I remember it, I answered in the same thread, and while correct, his answer is basically just saying that taking the average is wrong. Which was not a secret, I think.
if you consider only the games against houdini 2, the rating will be more than 3020. As you include more engines, the calculation turns more complex.
An engine (lets call Anti-Houdini) can win against houdini and perform very bad against all other engines.. so the final ELO will be low, because takes into account the proformance against the group of best engines, not only the one at top.
When houdini ipon test was done, managed to beat all, and really killed under 2800 engines. The komodo4 performance is more like the anti-houdini example.
(just to exaggerate things and show why is possible to beat all opponents >50% and not get to top)
Uri Blass wrote:Sven,I agree that arithmetic average is wrong but even the median seems to be always higher than the rating estimate and this is not to be expected.
Something is clearly wrong in the calculation of rating.
Note that
I see that komodo beat houdini and I see later that Critter also has 50% against Houdini and I wonder what are the better results of houdini that cause houdini2 to get better rating.
Ernest has provided a link to a statement of Rémi, have you read it, and also subsequent posts in that thread?
I think that match performance ratings between pairs of engines are almost irrelevant for any estimate of total ratings. Neither arithmetic mean nor median do say anything here.
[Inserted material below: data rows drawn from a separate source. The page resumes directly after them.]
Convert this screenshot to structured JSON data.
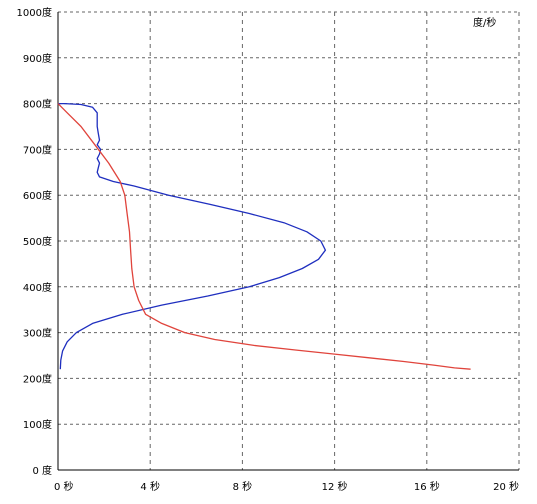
{
  "chart_data": {
    "type": "line",
    "title": "",
    "unit_label": "度/秒",
    "xlim": [
      0,
      20
    ],
    "ylim": [
      0,
      1000
    ],
    "grid": true,
    "x_ticks": [
      {
        "value": 0,
        "label": "0 秒"
      },
      {
        "value": 4,
        "label": "4 秒"
      },
      {
        "value": 8,
        "label": "8 秒"
      },
      {
        "value": 12,
        "label": "12 秒"
      },
      {
        "value": 16,
        "label": "16 秒"
      },
      {
        "value": 20,
        "label": "20 秒"
      }
    ],
    "y_ticks": [
      {
        "value": 0,
        "label": "0 度"
      },
      {
        "value": 100,
        "label": "100度"
      },
      {
        "value": 200,
        "label": "200度"
      },
      {
        "value": 300,
        "label": "300度"
      },
      {
        "value": 400,
        "label": "400度"
      },
      {
        "value": 500,
        "label": "500度"
      },
      {
        "value": 600,
        "label": "600度"
      },
      {
        "value": 700,
        "label": "700度"
      },
      {
        "value": 800,
        "label": "800度"
      },
      {
        "value": 900,
        "label": "900度"
      },
      {
        "value": 1000,
        "label": "1000度"
      }
    ],
    "series": [
      {
        "color": "#1f2fbf",
        "points": [
          [
            0.1,
            220
          ],
          [
            0.12,
            240
          ],
          [
            0.2,
            260
          ],
          [
            0.4,
            280
          ],
          [
            0.8,
            300
          ],
          [
            1.5,
            320
          ],
          [
            2.8,
            340
          ],
          [
            4.5,
            360
          ],
          [
            6.5,
            380
          ],
          [
            8.3,
            400
          ],
          [
            9.6,
            420
          ],
          [
            10.6,
            440
          ],
          [
            11.3,
            460
          ],
          [
            11.6,
            480
          ],
          [
            11.4,
            500
          ],
          [
            10.8,
            520
          ],
          [
            9.8,
            540
          ],
          [
            8.3,
            560
          ],
          [
            6.6,
            580
          ],
          [
            4.8,
            600
          ],
          [
            3.3,
            620
          ],
          [
            2.4,
            630
          ],
          [
            1.8,
            640
          ],
          [
            1.7,
            650
          ],
          [
            1.75,
            660
          ],
          [
            1.8,
            670
          ],
          [
            1.7,
            680
          ],
          [
            1.8,
            690
          ],
          [
            1.85,
            700
          ],
          [
            1.7,
            710
          ],
          [
            1.8,
            720
          ],
          [
            1.75,
            735
          ],
          [
            1.7,
            750
          ],
          [
            1.7,
            765
          ],
          [
            1.7,
            780
          ],
          [
            1.5,
            792
          ],
          [
            1.0,
            798
          ],
          [
            0.3,
            800
          ],
          [
            0.0,
            800
          ]
        ]
      },
      {
        "color": "#e0443c",
        "points": [
          [
            0.0,
            800
          ],
          [
            0.4,
            780
          ],
          [
            1.0,
            750
          ],
          [
            1.6,
            710
          ],
          [
            2.2,
            670
          ],
          [
            2.7,
            630
          ],
          [
            2.9,
            600
          ],
          [
            3.0,
            560
          ],
          [
            3.1,
            520
          ],
          [
            3.15,
            480
          ],
          [
            3.2,
            440
          ],
          [
            3.3,
            400
          ],
          [
            3.5,
            370
          ],
          [
            3.8,
            340
          ],
          [
            4.5,
            320
          ],
          [
            5.5,
            300
          ],
          [
            6.8,
            285
          ],
          [
            8.5,
            272
          ],
          [
            10.3,
            262
          ],
          [
            12.0,
            253
          ],
          [
            13.5,
            245
          ],
          [
            15.0,
            237
          ],
          [
            16.3,
            229
          ],
          [
            17.2,
            223
          ],
          [
            17.9,
            220
          ]
        ]
      }
    ]
  }
}
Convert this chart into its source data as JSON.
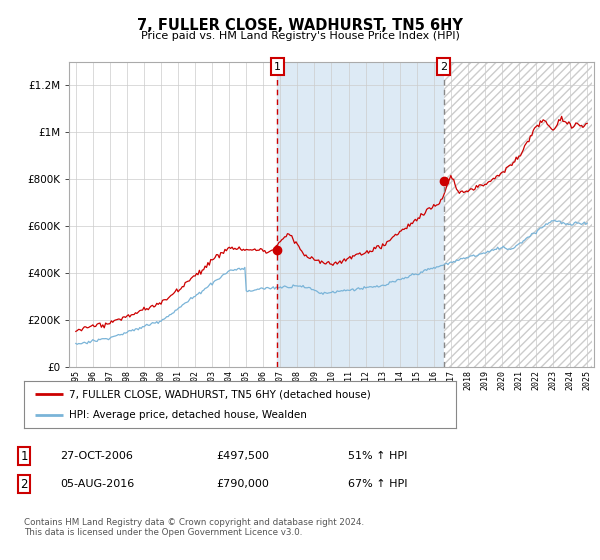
{
  "title": "7, FULLER CLOSE, WADHURST, TN5 6HY",
  "subtitle": "Price paid vs. HM Land Registry's House Price Index (HPI)",
  "legend_line1": "7, FULLER CLOSE, WADHURST, TN5 6HY (detached house)",
  "legend_line2": "HPI: Average price, detached house, Wealden",
  "transaction1_date": "27-OCT-2006",
  "transaction1_price": "£497,500",
  "transaction1_hpi": "51% ↑ HPI",
  "transaction2_date": "05-AUG-2016",
  "transaction2_price": "£790,000",
  "transaction2_hpi": "67% ↑ HPI",
  "footer": "Contains HM Land Registry data © Crown copyright and database right 2024.\nThis data is licensed under the Open Government Licence v3.0.",
  "hpi_color": "#7ab4d8",
  "price_color": "#cc0000",
  "transaction1_line_color": "#cc0000",
  "transaction2_line_color": "#888888",
  "shade_color": "#ddeaf5",
  "ylim_max": 1300000,
  "ylim_min": 0,
  "transaction1_year": 2006.83,
  "transaction1_value": 497500,
  "transaction2_year": 2016.58,
  "transaction2_value": 790000
}
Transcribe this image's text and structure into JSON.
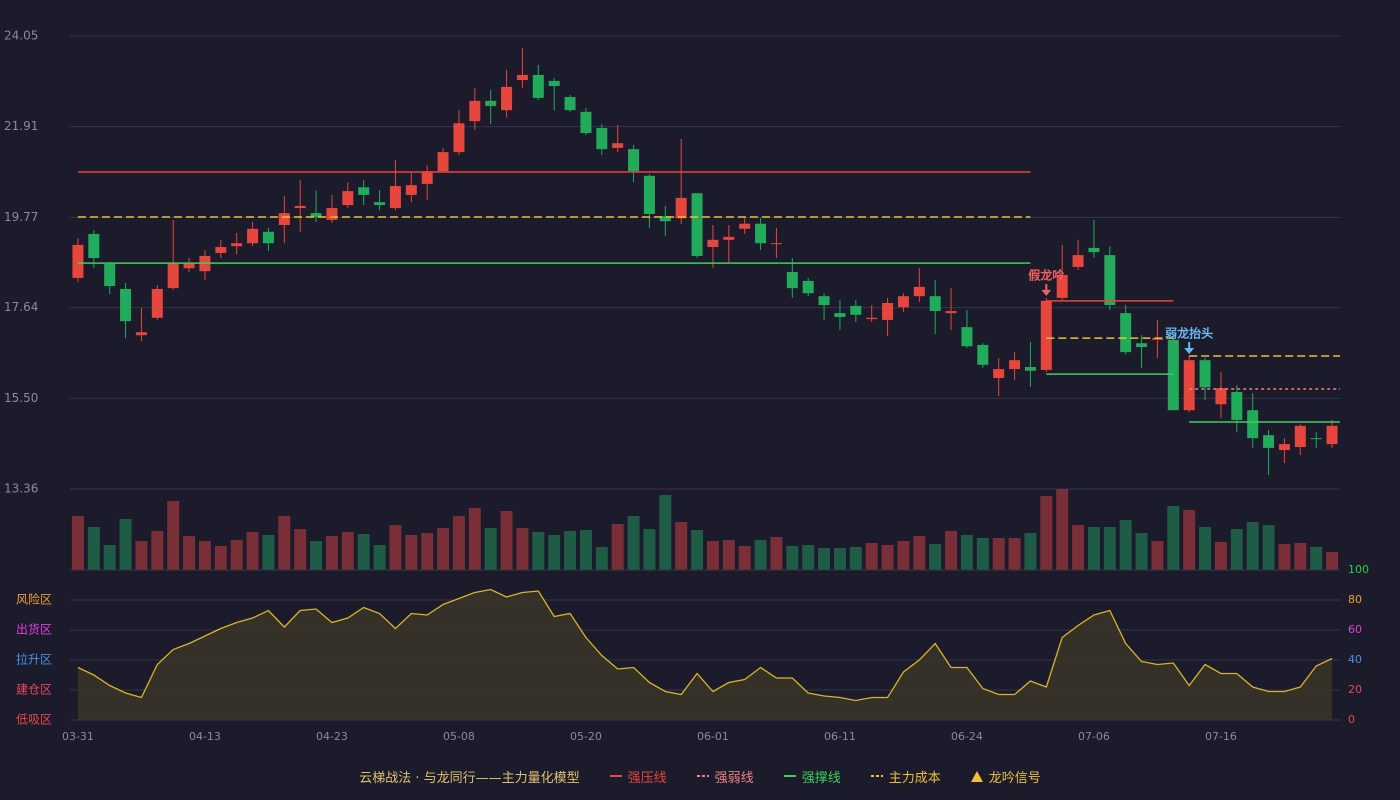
{
  "chart_data": [
    {
      "type": "candlestick",
      "title": "云梯战法 · 与龙同行——主力量化模型",
      "title_color": "#e0c070",
      "up_color": "#e8453c",
      "down_color": "#1fad5c",
      "categories": [
        "03-31",
        null,
        null,
        null,
        null,
        null,
        null,
        null,
        "04-13",
        null,
        null,
        null,
        null,
        null,
        null,
        null,
        "04-23",
        null,
        null,
        null,
        null,
        null,
        null,
        null,
        "05-08",
        null,
        null,
        null,
        null,
        null,
        null,
        null,
        "05-20",
        null,
        null,
        null,
        null,
        null,
        null,
        null,
        "06-01",
        null,
        null,
        null,
        null,
        null,
        null,
        null,
        "06-11",
        null,
        null,
        null,
        null,
        null,
        null,
        null,
        "06-24",
        null,
        null,
        null,
        null,
        null,
        null,
        null,
        "07-06",
        null,
        null,
        null,
        null,
        null,
        null,
        null,
        "07-16",
        null,
        null,
        null,
        null,
        null,
        null,
        null
      ],
      "open": [
        18.34,
        19.38,
        18.67,
        18.08,
        16.99,
        17.4,
        18.1,
        18.57,
        18.5,
        18.93,
        19.09,
        19.16,
        19.43,
        19.59,
        19.99,
        19.87,
        19.71,
        20.06,
        20.48,
        20.13,
        19.99,
        20.3,
        20.56,
        20.86,
        21.31,
        22.04,
        22.52,
        22.3,
        23.01,
        23.13,
        22.99,
        22.61,
        22.26,
        21.88,
        21.41,
        21.38,
        20.75,
        19.8,
        19.75,
        20.34,
        19.07,
        19.24,
        19.5,
        19.62,
        19.14,
        18.48,
        18.27,
        17.91,
        17.51,
        17.68,
        17.37,
        17.35,
        17.65,
        17.91,
        17.91,
        17.51,
        17.18,
        16.76,
        15.98,
        16.19,
        16.24,
        16.17,
        17.87,
        18.6,
        19.05,
        18.88,
        17.51,
        16.8,
        16.88,
        16.88,
        15.22,
        16.4,
        15.36,
        15.65,
        15.22,
        14.63,
        14.28,
        14.35,
        14.56,
        14.42
      ],
      "high": [
        19.28,
        19.47,
        18.72,
        18.22,
        17.63,
        18.17,
        19.71,
        18.81,
        19.0,
        19.24,
        19.4,
        19.66,
        19.52,
        20.27,
        20.65,
        20.41,
        20.3,
        20.6,
        20.65,
        20.41,
        21.12,
        20.84,
        21.0,
        21.41,
        22.3,
        22.82,
        22.78,
        23.25,
        23.77,
        23.37,
        23.06,
        22.66,
        22.35,
        21.97,
        21.95,
        21.48,
        20.79,
        20.04,
        21.62,
        20.34,
        19.59,
        19.59,
        19.75,
        19.75,
        19.52,
        18.81,
        18.34,
        17.98,
        17.82,
        17.82,
        17.7,
        17.87,
        17.98,
        18.57,
        18.29,
        18.1,
        17.58,
        16.8,
        16.45,
        16.59,
        16.83,
        17.87,
        19.12,
        19.24,
        19.71,
        19.09,
        17.7,
        16.99,
        17.35,
        16.92,
        16.5,
        16.45,
        16.12,
        15.81,
        15.62,
        14.75,
        14.56,
        14.89,
        14.7,
        14.99
      ],
      "low": [
        18.24,
        18.57,
        17.96,
        16.92,
        16.85,
        17.35,
        18.06,
        18.48,
        18.29,
        18.81,
        18.9,
        19.09,
        18.98,
        19.16,
        19.43,
        19.66,
        19.64,
        19.99,
        20.06,
        19.94,
        19.94,
        20.13,
        20.18,
        20.82,
        21.24,
        21.83,
        21.97,
        22.12,
        22.82,
        22.54,
        22.3,
        22.26,
        21.71,
        21.24,
        21.31,
        20.6,
        19.52,
        19.33,
        19.61,
        18.81,
        18.57,
        18.69,
        19.38,
        19.0,
        18.81,
        17.87,
        17.91,
        17.35,
        17.11,
        17.3,
        17.3,
        16.97,
        17.54,
        17.77,
        17.02,
        17.11,
        16.69,
        16.22,
        15.55,
        15.93,
        15.77,
        16.12,
        17.82,
        18.53,
        18.81,
        17.58,
        16.54,
        16.22,
        16.45,
        15.22,
        15.17,
        15.46,
        15.03,
        14.7,
        14.33,
        13.69,
        13.97,
        14.16,
        14.33,
        14.33
      ],
      "close": [
        19.12,
        18.81,
        18.15,
        17.32,
        17.06,
        18.08,
        18.69,
        18.69,
        18.86,
        19.07,
        19.16,
        19.5,
        19.16,
        19.87,
        20.04,
        19.78,
        19.99,
        20.39,
        20.3,
        20.06,
        20.51,
        20.53,
        20.86,
        21.31,
        21.99,
        22.52,
        22.4,
        22.85,
        23.13,
        22.59,
        22.87,
        22.3,
        21.76,
        21.38,
        21.52,
        20.86,
        19.85,
        19.68,
        20.23,
        18.86,
        19.24,
        19.31,
        19.62,
        19.16,
        19.16,
        18.1,
        17.98,
        17.7,
        17.42,
        17.47,
        17.4,
        17.75,
        17.91,
        18.13,
        17.56,
        17.56,
        16.73,
        16.29,
        16.19,
        16.4,
        16.15,
        17.8,
        18.41,
        18.88,
        18.95,
        17.7,
        16.59,
        16.71,
        16.92,
        15.22,
        16.4,
        15.76,
        15.74,
        14.99,
        14.56,
        14.33,
        14.42,
        14.85,
        14.54,
        14.85
      ],
      "ylim": [
        13.36,
        24.05
      ],
      "yticks": [
        13.36,
        {
          "value": 15.5,
          "label": "15.50"
        },
        17.64,
        19.77,
        21.91,
        24.05
      ],
      "grid": true,
      "series": [
        {
          "name": "强压线",
          "color": "#e8453c",
          "style": "solid",
          "values": [
            20.84,
            20.84,
            20.84,
            20.84,
            20.84,
            20.84,
            20.84,
            20.84,
            20.84,
            20.84,
            20.84,
            20.84,
            20.84,
            20.84,
            20.84,
            20.84,
            20.84,
            20.84,
            20.84,
            20.84,
            20.84,
            20.84,
            20.84,
            20.84,
            20.84,
            20.84,
            20.84,
            20.84,
            20.84,
            20.84,
            20.84,
            20.84,
            20.84,
            20.84,
            20.84,
            20.84,
            20.84,
            20.84,
            20.84,
            20.84,
            20.84,
            20.84,
            20.84,
            20.84,
            20.84,
            20.84,
            20.84,
            20.84,
            20.84,
            20.84,
            20.84,
            20.84,
            20.84,
            20.84,
            20.84,
            20.84,
            20.84,
            20.84,
            20.84,
            20.84,
            20.84,
            17.8,
            17.8,
            17.8,
            17.8,
            17.8,
            17.8,
            17.8,
            17.8,
            17.8,
            null,
            null,
            null,
            null,
            null,
            null,
            null,
            null,
            null,
            null
          ]
        },
        {
          "name": "强弱线",
          "color": "#f08080",
          "style": "dotted",
          "values": [
            null,
            null,
            null,
            null,
            null,
            null,
            null,
            null,
            null,
            null,
            null,
            null,
            null,
            null,
            null,
            null,
            null,
            null,
            null,
            null,
            null,
            null,
            null,
            null,
            null,
            null,
            null,
            null,
            null,
            null,
            null,
            null,
            null,
            null,
            null,
            null,
            null,
            null,
            null,
            null,
            null,
            null,
            null,
            null,
            null,
            null,
            null,
            null,
            null,
            null,
            null,
            null,
            null,
            null,
            null,
            null,
            null,
            null,
            null,
            null,
            null,
            null,
            null,
            null,
            null,
            null,
            null,
            null,
            null,
            null,
            15.72,
            15.72,
            15.72,
            15.72,
            15.72,
            15.72,
            15.72,
            15.72,
            15.72,
            15.72
          ]
        },
        {
          "name": "强撑线",
          "color": "#3ecf5a",
          "style": "solid",
          "values": [
            18.69,
            18.69,
            18.69,
            18.69,
            18.69,
            18.69,
            18.69,
            18.69,
            18.69,
            18.69,
            18.69,
            18.69,
            18.69,
            18.69,
            18.69,
            18.69,
            18.69,
            18.69,
            18.69,
            18.69,
            18.69,
            18.69,
            18.69,
            18.69,
            18.69,
            18.69,
            18.69,
            18.69,
            18.69,
            18.69,
            18.69,
            18.69,
            18.69,
            18.69,
            18.69,
            18.69,
            18.69,
            18.69,
            18.69,
            18.69,
            18.69,
            18.69,
            18.69,
            18.69,
            18.69,
            18.69,
            18.69,
            18.69,
            18.69,
            18.69,
            18.69,
            18.69,
            18.69,
            18.69,
            18.69,
            18.69,
            18.69,
            18.69,
            18.69,
            18.69,
            18.69,
            16.07,
            16.07,
            16.07,
            16.07,
            16.07,
            16.07,
            16.07,
            16.07,
            16.07,
            14.94,
            14.94,
            14.94,
            14.94,
            14.94,
            14.94,
            14.94,
            14.94,
            14.94,
            14.94
          ]
        },
        {
          "name": "主力成本",
          "color": "#f0c030",
          "style": "dashed",
          "values": [
            19.78,
            19.78,
            19.78,
            19.78,
            19.78,
            19.78,
            19.78,
            19.78,
            19.78,
            19.78,
            19.78,
            19.78,
            19.78,
            19.78,
            19.78,
            19.78,
            19.78,
            19.78,
            19.78,
            19.78,
            19.78,
            19.78,
            19.78,
            19.78,
            19.78,
            19.78,
            19.78,
            19.78,
            19.78,
            19.78,
            19.78,
            19.78,
            19.78,
            19.78,
            19.78,
            19.78,
            19.78,
            19.78,
            19.78,
            19.78,
            19.78,
            19.78,
            19.78,
            19.78,
            19.78,
            19.78,
            19.78,
            19.78,
            19.78,
            19.78,
            19.78,
            19.78,
            19.78,
            19.78,
            19.78,
            19.78,
            19.78,
            19.78,
            19.78,
            19.78,
            19.78,
            16.92,
            16.92,
            16.92,
            16.92,
            16.92,
            16.92,
            16.92,
            16.92,
            16.92,
            16.5,
            16.5,
            16.5,
            16.5,
            16.5,
            16.5,
            16.5,
            16.5,
            16.5,
            16.5
          ]
        }
      ],
      "signal": {
        "name": "龙吟信号",
        "color": "#f0c030"
      },
      "annotations": [
        {
          "text": "假龙吟",
          "index": 61,
          "color": "#f06060"
        },
        {
          "text": "弱龙抬头",
          "index": 70,
          "color": "#6ab8f0"
        }
      ]
    },
    {
      "type": "bar",
      "values": [
        54,
        43,
        25,
        51,
        29,
        39,
        69,
        34,
        29,
        24,
        30,
        38,
        35,
        54,
        41,
        29,
        34,
        38,
        36,
        25,
        45,
        35,
        37,
        42,
        54,
        62,
        42,
        59,
        42,
        38,
        35,
        39,
        40,
        23,
        46,
        54,
        41,
        75,
        48,
        40,
        29,
        30,
        24,
        30,
        33,
        24,
        25,
        22,
        22,
        23,
        27,
        25,
        29,
        34,
        26,
        39,
        35,
        32,
        32,
        32,
        37,
        74,
        81,
        45,
        43,
        43,
        50,
        37,
        29,
        64,
        60,
        43,
        28,
        41,
        48,
        45,
        26,
        27,
        23,
        18
      ],
      "up_color": "#7a2e37",
      "down_color": "#1e5c46",
      "ylim": [
        0,
        81
      ]
    },
    {
      "type": "line",
      "values": [
        35,
        30,
        23,
        18,
        15,
        37,
        47,
        51,
        56,
        61,
        65,
        68,
        73,
        62,
        73,
        74,
        65,
        68,
        75,
        71,
        61,
        71,
        70,
        77,
        81,
        85,
        87,
        82,
        85,
        86,
        69,
        71,
        55,
        43,
        34,
        35,
        25,
        19,
        17,
        31,
        19,
        25,
        27,
        35,
        28,
        28,
        18,
        16,
        15,
        13,
        15,
        15,
        32,
        40,
        51,
        35,
        35,
        21,
        17,
        17,
        26,
        22,
        55,
        63,
        70,
        73,
        51,
        39,
        37,
        38,
        23,
        37,
        31,
        31,
        22,
        19,
        19,
        22,
        36,
        41
      ],
      "color": "#d8b428",
      "fill": "#3a3428",
      "ylim": [
        0,
        100
      ],
      "yticks": [
        0,
        20,
        40,
        60,
        80,
        100
      ],
      "ytick_colors": [
        "#e84848",
        "#e84848",
        "#4a90e2",
        "#e040e0",
        "#f0a030",
        "#2ecc40"
      ],
      "grid": true,
      "zones": [
        {
          "label": "风险区",
          "value": 80,
          "color": "#f0a030"
        },
        {
          "label": "出货区",
          "value": 60,
          "color": "#e040e0"
        },
        {
          "label": "拉升区",
          "value": 40,
          "color": "#4a90e2"
        },
        {
          "label": "建仓区",
          "value": 20,
          "color": "#e84860"
        },
        {
          "label": "低吸区",
          "value": 0,
          "color": "#e84848"
        }
      ]
    }
  ]
}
The overall score from all games is most probably a better indicator for the overall rating than any number derived from match performances.
Uri Blass wrote:Sven,I agree that arithmetic average is wrong but even the median seems to be always higher than the rating estimate and this is not to be expected.
Something is clearly wrong in the calculation of rating.
Note that
I see that komodo beat houdini and I see later that Critter also has 50% against Houdini and I wonder what are the better results of houdini that cause houdini2 to get better rating.
Why is it so difficult to understand that if Komodo scores 70% against the rest of the pack, not being Houdini, and that Houdini scores 80% against the same pack, that Houdini still has a higher rating even though it loses a head on match against Komodo ?
Sounds to me that some readers here are in need of a basic statistics course.
Uri Blass wrote:Sven,I agree that arithmetic average is wrong but even the median seems to be always higher than the rating estimate and this is not to be expected.
Something is clearly wrong in the calculation of rating.
Note that
I see that komodo beat houdini and I see later that Critter also has 50% against Houdini and I wonder what are the better results of houdini that cause houdini2 to get better rating.
Why is it so difficult to understand that if Komodo scores 70% against the rest of the pack, not being Houdini, and that Houdini scores 80% against the same pack, that Houdini still has a higher rating even though it loses a head on match against Komodo ?
Sounds to me that some readers here are in need of a basic statistics course.
Of course
I understand it and my last question was what are the better results that houdini got.
Unfortunately I cannot see results of old matches.
Reply to my question could be
houdini-Crafty 90-10 Komodo-(same Crafty) 88-12 and the same for other programs
I wanted to see houdini and komodo results side by side and the same for Critter now.
Uri Blass wrote:Sven,I agree that arithmetic average is wrong but even the median seems to be always higher than the rating estimate and this is not to be expected.
Something is clearly wrong in the calculation of rating.
Note that
I see that komodo beat houdini and I see later that Critter also has 50% against Houdini and I wonder what are the better results of houdini that cause houdini2 to get better rating.
Why is it so difficult to understand that if Komodo scores 70% against the rest of the pack, not being Houdini, and that Houdini scores 80% against the same pack, that Houdini still has a higher rating even though it loses a head on match against Komodo ?
Sounds to me that some readers here are in need of a basic statistics course.
Yes, then do it, first by hand, with what you exemplified as clear, second, with EloStat.